I recently encountered an issue while working with Rust async blocks. To investigate, I wrote a small test case. Here’s a simplified example:
let async_block = async {
let a = [0u8; 8192];
yield_now().await;
println!("{}", a.len());
0
};
#[inline(never)] // it can be #[inline(always)]. It doesn't matter.
async fn async_fn() -> usize {
let a = [0u8; 8192];
yield_now().await;
println!("{}", a.len());
0
}
let size_of_async_block = mem::size_of_val(&async_block);
println!("size_of_async_block: {}", size_of_async_block); // 8194
let size_of_async_fn = mem::size_of_val(&async_fn());
println!("size_of_async_fn: {}", size_of_async_fn); // 8194
let wrapped_async_block = async {
async_block.await
};
let size_of_wrapped_async_block = mem::size_of_val(&wrapped_async_block);
println!("size_of_wrapped_async_block: {}", size_of_wrapped_async_block); // 16389
let wrapped_async_fn = async {
async_fn().await
};
let size_of_wrapped_async_fn = mem::size_of_val(&wrapped_async_fn);
println!("size_of_wrapped_async_fn: {}", size_of_wrapped_async_fn); // 8195
I noticed that wrapping an async block inside another async block significantly increases the memory usage. Specifically, the memory size of the wrapped future doubles. However, when I wrap an async function call instead, the increase is minimal. I observed this behavior in a release build.
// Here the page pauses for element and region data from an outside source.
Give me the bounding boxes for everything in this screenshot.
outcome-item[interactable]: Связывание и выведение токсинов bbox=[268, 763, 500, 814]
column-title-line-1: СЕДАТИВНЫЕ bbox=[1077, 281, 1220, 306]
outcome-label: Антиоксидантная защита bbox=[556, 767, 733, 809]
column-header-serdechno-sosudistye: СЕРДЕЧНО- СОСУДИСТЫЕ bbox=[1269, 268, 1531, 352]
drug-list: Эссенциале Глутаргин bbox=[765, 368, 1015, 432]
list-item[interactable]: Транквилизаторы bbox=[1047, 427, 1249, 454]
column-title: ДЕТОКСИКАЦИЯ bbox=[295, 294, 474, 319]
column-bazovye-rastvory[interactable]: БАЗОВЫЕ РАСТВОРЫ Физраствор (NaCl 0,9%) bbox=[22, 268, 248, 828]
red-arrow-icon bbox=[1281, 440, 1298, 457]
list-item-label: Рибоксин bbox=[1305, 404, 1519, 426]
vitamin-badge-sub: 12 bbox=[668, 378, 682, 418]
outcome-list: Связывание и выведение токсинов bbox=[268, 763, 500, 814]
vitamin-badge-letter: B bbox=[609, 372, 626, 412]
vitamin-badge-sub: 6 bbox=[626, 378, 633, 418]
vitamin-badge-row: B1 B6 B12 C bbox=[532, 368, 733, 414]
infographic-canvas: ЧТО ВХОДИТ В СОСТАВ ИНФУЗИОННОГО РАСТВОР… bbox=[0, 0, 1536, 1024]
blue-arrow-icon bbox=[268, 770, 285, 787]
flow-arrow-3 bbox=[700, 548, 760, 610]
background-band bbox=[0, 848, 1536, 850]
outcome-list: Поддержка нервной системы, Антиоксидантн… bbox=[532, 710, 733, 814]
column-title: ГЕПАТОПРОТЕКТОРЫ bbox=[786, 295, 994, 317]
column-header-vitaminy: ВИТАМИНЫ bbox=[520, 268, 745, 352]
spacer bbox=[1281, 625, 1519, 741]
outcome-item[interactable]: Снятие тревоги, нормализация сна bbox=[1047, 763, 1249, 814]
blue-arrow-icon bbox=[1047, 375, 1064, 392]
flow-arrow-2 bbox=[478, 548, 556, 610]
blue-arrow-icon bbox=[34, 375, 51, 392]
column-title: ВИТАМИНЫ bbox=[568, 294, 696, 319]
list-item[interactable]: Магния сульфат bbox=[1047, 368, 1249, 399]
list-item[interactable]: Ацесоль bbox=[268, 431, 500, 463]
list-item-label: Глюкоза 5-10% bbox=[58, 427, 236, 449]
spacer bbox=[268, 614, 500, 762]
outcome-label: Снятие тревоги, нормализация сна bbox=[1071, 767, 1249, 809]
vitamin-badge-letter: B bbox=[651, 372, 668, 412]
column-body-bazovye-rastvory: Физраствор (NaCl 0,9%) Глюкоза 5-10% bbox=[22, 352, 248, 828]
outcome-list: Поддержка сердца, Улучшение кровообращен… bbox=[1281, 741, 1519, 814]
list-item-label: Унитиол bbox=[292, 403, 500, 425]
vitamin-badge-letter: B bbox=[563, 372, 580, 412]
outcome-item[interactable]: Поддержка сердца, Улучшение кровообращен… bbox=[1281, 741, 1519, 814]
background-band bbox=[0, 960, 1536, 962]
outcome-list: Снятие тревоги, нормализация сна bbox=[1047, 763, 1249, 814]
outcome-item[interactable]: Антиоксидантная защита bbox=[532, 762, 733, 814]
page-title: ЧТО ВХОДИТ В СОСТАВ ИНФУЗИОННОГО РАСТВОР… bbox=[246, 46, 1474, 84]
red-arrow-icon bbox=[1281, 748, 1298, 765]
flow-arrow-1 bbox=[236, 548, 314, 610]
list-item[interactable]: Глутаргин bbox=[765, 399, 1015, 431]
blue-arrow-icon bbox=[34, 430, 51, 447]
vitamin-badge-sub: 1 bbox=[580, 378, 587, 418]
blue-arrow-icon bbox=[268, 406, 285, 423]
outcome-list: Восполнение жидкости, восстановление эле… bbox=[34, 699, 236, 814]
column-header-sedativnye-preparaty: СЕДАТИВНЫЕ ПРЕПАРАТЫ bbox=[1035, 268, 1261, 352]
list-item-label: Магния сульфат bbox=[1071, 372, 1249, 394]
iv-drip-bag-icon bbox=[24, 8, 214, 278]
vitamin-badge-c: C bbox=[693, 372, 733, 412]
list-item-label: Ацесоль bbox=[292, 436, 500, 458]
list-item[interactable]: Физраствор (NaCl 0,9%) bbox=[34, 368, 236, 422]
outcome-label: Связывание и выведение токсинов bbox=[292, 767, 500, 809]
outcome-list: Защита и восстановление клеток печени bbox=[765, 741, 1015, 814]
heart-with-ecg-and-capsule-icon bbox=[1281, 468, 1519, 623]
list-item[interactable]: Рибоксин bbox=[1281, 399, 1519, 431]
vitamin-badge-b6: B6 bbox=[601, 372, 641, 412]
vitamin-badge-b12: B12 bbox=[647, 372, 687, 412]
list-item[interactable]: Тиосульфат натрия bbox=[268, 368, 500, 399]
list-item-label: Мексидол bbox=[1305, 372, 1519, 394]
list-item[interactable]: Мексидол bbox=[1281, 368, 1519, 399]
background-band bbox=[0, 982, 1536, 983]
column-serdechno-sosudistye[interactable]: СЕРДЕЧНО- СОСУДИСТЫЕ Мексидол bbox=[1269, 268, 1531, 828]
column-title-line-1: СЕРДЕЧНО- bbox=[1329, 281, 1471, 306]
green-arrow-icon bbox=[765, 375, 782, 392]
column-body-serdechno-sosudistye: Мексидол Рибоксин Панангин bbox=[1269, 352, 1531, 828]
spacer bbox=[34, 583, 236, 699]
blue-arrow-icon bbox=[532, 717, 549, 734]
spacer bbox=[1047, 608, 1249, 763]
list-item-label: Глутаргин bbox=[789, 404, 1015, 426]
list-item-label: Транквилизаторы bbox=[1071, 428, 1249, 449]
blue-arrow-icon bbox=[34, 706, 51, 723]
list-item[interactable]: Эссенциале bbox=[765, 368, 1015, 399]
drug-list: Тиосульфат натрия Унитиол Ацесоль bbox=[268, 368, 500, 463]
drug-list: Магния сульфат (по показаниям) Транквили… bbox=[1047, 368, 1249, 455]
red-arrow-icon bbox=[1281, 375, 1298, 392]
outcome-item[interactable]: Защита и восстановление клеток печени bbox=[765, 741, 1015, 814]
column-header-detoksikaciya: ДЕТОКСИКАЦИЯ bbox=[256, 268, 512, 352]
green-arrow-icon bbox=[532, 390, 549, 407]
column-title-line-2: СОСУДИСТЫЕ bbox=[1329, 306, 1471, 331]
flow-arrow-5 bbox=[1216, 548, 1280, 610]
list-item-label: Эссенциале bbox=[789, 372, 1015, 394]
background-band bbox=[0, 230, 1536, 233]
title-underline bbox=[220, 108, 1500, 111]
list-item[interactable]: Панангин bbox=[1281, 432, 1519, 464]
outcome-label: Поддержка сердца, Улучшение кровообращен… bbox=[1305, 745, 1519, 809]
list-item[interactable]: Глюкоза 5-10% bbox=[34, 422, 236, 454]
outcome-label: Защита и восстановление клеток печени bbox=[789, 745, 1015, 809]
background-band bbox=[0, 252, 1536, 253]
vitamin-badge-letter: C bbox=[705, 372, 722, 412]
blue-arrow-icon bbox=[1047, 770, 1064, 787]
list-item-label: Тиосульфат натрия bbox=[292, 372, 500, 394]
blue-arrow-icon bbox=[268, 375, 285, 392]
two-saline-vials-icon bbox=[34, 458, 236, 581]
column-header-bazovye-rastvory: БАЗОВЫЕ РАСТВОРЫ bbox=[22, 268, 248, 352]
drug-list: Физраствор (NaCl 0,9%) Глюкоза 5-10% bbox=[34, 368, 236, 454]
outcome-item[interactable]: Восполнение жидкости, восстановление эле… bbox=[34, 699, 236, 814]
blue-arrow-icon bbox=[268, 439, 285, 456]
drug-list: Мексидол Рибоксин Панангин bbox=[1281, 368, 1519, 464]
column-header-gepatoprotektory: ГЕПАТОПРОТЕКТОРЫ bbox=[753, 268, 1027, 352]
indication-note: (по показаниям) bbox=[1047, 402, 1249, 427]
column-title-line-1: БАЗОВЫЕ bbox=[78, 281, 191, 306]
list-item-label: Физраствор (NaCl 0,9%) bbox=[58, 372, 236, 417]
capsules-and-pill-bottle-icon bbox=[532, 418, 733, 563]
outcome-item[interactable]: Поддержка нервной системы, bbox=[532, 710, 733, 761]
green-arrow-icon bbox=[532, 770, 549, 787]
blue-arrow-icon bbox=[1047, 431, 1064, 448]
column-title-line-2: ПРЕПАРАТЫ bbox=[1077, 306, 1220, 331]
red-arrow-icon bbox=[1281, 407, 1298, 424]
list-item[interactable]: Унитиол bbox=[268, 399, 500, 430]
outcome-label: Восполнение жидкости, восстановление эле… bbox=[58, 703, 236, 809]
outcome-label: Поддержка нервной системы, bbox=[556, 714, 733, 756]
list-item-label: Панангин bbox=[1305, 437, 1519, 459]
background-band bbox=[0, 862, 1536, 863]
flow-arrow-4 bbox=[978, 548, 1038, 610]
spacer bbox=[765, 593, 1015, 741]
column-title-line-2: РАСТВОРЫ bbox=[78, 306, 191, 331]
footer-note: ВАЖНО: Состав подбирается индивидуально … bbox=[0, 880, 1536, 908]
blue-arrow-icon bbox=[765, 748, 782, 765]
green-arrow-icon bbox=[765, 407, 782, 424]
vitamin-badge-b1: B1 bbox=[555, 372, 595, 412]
Can anyone explain why this doubling of memory usage occurs when wrapping an async block inside another async block?
My guess for the difference is that the closure for the wrapped block includes a copy of the outer block, that is then copied to a seperate inner value, while wrapping the async function only needs the inner block as calling the async fn will create it.
Im not sure what the semantics of black_box imply here, I would assume it shouldn't block optimizing the allocated space before or after the block executes?
Stack usage of regular functions is heavily optimized by LLVM, which can eliminate copies and temporaries even where rustc generates suboptimal code.
The weakness of async is that the "stack" is put into a Future enum by rustc itself, and it doesn't get the same optimization treatment from LLVM, so this process is more prone to accidental inefficiencies like that. Report them as bugs.
You can see what is occupying space in your async block futures by running cargo +nightly rustc -Zprint-type-sizes, which will dump the layouts of every type in your crate, including async block futures. This may give you inspiration for how to modify your code to reduce the size.
Some specific tips:
If you have single large values, consider putting them in Boxes.
In Rust, variables are always dropped at the end of the containing block. But in an async block, this can mean that they are carried across an await point and must live in the future, even if they aren't going to be used otherwise. Therefore, it can be useful to introduce extra blocks or explicit drops to avoid keeping variables alive:
foo().await;
{
let mut buf = [0; 1000];
bar(&mut buf);
} // let buf be dropped here, before the await point
baz().await;
You can also move such code into non-async fns, and try to keep your async blocks/fns short overall so as to avoid accidentally paying async-related costs for code that doesn't need it.
The issue isn't about wrapping an async block in another async block, it's about wrapping a future in another future. Wrapping a function in a future just costs the size of the function, which is zero, and another discriminant.
Interestingly, the playground gives 1 more byte than yours. Your black_box isn't doing anything since println! doesn't return anything.
I think what's happening is that the outer future needs to store the inner future before it awaits and while it awaits, and it doesn't realize those can be in the same place. The closure having 8 extra bytes is because it's being captured by reference, which you could fix by adding move.
Maybe, but there isn't anything to move across it. The only thing that comes after it is the returned zero, so it's not getting in between anything before it.
As a result of this issue, I am unsure of the best course of action. Should I create a new issue, add to the existing one, or simply hope for a fix soon?
This issue does not directly affect me, as I have circumvented it by implementing a workaround using an asynchronous block wrapped in an additional structure. However, I do not want other users to encounter this problem without knowing about it. I only discovered this issue after collecting all the necessary metrics in my application.